Paraguayan Senate Approves Crypto Bill

A bill aiming to regulate cryptocurrencies and their use in Paraguay has received approval in the country’s senate. The legislation had already been submitted earlier to the deputy chamber and some changes were made to it before it was given the greenlight.

This piece of law establishes clear tax exemptions and definitions for companies that are operating in crypto mining and other sectors of the crypto industry in Paraguay.

The crypto bill

Latin American countries are seeking to regulate and standardize cryptocurrencies in order to provide investors operating in the industry within Paraguay with greater clarity.

A crypto bill received the go-ahead from the Paraguayan senate on July 14th, which outlines a number of rules that individuals and companies would be required to follow in order to deal with crypto in the country.

Senator Fernando Silva Facetti, along with others, had introduced the crypto bill in question in the previous year. The deputy chamber made some amendments to the bill that were aimed at improving it.

The details of the bill

According to the bill, the institution that will have the responsibility of regulating the crypto industry in Paraguay would be the Ministry of Industry and Commerce.

Moreover, there are rules applicable to crypto mining companies in the bill under which they would have to reach out to the national power administration.
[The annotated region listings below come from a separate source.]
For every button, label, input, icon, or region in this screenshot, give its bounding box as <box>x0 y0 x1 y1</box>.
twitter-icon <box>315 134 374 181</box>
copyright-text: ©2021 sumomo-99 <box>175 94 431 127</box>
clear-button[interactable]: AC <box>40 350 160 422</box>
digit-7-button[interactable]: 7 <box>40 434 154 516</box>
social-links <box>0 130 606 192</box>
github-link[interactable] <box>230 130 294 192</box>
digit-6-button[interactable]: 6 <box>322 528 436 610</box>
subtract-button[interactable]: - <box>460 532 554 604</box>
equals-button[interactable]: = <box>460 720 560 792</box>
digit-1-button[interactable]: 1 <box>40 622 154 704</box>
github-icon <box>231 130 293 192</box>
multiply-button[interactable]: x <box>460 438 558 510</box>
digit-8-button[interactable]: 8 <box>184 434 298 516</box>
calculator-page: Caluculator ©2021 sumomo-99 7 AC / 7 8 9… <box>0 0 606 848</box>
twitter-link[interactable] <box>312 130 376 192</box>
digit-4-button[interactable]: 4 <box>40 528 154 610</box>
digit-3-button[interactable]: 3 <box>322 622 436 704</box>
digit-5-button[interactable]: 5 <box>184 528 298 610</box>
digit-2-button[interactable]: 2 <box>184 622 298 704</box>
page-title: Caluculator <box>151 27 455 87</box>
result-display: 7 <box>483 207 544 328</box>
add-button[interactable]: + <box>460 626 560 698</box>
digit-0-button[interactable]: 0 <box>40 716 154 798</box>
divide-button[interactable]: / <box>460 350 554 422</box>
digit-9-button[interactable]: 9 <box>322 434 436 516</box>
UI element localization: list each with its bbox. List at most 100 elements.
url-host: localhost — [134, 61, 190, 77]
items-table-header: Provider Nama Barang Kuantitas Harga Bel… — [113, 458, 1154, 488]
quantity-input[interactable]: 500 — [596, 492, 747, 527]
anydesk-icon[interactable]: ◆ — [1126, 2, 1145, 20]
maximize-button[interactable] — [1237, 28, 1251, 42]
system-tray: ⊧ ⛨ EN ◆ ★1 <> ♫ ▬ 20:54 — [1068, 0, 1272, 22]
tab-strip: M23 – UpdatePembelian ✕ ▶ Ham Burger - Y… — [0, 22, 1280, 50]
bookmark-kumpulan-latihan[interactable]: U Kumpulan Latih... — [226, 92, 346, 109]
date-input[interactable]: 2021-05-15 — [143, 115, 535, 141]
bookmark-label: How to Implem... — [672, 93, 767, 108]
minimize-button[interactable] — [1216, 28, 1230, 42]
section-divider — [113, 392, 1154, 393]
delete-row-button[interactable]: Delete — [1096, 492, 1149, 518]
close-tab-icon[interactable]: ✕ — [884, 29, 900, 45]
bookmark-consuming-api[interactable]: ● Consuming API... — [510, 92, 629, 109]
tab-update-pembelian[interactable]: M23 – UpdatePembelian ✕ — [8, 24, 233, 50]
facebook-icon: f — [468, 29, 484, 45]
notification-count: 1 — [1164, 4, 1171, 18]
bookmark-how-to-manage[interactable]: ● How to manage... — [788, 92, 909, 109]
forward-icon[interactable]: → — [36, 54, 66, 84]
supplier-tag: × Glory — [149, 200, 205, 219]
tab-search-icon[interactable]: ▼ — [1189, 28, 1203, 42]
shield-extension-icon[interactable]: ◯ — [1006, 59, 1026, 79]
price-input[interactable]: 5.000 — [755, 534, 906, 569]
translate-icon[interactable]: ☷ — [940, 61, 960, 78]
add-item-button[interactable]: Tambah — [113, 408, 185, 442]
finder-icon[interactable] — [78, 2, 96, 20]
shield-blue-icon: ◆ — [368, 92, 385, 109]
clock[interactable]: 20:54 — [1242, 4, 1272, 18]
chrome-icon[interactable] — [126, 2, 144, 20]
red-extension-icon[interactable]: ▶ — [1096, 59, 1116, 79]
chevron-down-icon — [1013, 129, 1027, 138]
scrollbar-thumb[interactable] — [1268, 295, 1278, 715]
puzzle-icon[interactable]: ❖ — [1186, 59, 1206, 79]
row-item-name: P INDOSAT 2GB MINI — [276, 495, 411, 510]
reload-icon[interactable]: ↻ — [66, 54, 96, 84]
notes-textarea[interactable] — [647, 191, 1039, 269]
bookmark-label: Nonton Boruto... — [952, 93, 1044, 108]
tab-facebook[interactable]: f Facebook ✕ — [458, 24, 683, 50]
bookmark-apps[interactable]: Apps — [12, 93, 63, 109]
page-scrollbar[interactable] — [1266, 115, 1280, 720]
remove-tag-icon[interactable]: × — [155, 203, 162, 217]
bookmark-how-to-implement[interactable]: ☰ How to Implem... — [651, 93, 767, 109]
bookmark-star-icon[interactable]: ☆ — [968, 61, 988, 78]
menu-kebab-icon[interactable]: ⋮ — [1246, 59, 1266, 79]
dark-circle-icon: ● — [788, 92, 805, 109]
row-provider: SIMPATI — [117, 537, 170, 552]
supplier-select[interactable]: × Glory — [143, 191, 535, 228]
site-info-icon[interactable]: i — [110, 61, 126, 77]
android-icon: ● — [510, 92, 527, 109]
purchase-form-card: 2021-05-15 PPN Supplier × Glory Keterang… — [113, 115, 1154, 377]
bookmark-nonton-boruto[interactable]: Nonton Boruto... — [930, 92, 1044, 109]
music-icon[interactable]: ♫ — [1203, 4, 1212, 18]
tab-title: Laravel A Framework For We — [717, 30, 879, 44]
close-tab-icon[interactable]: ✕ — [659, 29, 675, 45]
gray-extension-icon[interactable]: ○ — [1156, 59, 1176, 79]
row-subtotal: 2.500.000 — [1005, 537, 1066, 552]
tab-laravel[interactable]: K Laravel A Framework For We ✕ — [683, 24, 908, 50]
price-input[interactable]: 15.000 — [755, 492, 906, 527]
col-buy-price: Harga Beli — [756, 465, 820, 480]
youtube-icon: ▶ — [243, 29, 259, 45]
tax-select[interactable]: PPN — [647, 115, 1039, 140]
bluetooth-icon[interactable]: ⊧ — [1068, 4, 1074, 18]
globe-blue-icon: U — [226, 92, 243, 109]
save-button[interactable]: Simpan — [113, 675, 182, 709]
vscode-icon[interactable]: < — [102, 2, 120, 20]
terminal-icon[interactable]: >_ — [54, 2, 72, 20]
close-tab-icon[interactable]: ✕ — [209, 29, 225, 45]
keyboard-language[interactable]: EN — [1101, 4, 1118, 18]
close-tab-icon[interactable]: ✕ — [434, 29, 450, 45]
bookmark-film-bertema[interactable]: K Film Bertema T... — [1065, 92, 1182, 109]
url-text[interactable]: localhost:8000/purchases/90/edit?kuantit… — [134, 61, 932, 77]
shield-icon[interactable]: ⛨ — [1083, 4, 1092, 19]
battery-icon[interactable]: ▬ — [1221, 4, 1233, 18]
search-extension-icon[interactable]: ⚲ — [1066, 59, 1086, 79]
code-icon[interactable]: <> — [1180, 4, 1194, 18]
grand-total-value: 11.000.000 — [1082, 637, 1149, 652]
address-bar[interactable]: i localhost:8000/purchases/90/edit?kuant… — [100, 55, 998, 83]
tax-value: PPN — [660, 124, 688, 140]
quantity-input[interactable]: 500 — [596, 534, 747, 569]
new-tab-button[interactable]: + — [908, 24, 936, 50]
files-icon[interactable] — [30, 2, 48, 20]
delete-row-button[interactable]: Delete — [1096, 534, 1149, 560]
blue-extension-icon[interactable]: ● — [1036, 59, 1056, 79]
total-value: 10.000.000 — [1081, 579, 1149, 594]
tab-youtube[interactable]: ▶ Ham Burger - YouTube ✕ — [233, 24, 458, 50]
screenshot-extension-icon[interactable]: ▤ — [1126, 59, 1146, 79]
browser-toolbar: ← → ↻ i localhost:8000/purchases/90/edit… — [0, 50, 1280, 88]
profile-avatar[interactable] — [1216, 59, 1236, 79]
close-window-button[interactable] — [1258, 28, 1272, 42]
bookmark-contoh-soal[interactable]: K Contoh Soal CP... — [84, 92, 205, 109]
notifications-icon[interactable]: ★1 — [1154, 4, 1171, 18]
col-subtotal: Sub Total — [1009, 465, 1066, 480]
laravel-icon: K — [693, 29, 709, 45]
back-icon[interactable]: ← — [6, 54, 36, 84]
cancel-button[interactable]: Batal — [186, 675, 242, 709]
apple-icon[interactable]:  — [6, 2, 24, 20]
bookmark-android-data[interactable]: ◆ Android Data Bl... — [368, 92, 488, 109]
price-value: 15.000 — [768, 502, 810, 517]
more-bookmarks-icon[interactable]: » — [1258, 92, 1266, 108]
The purpose would be to share a power consumption plan with them and the institution will have the authority of cutting the power of these companies if they do not follow the plan outlined.

Apart from that, they would also be required to pay in advance for the power they intend to consume. As far as taxes are concerned, the bill highlighted that while value-added taxes were not applicable to crypto-related activities, they would be required to pay income taxes.

Lawmakers unsure

Even though the Senate has given its approval for the crypto bill, it is up to the president of Paraguay, Mario Abdo Benitez to decide if he wants to apply a veto to it, or sanction it.

But, there were some lawmakers who are unsure about the approval of the legislation in its existing form. Some of them called on the president to veto the bill.

A senator named Esperanza Martinez was unhappy with the initiative because he asserted that crypto does not even classify as a real industry. He also added that the space was also extractivist as well as electricity intensive. Thus, he said that it did not offer enough job positions and consumed plenty of resources.

Another senator by the name of Enrique Bachhetta shared the same views as Martinez. He also said that the president should veto the law. If it is indeed vetoed, it would not be the first time that Latam countries have made such a move.

Laurentino Cortizo, the president of Panama, had also partially vetoed a crypto bill because of concerns about the money laundering activities associated with the crypto industry.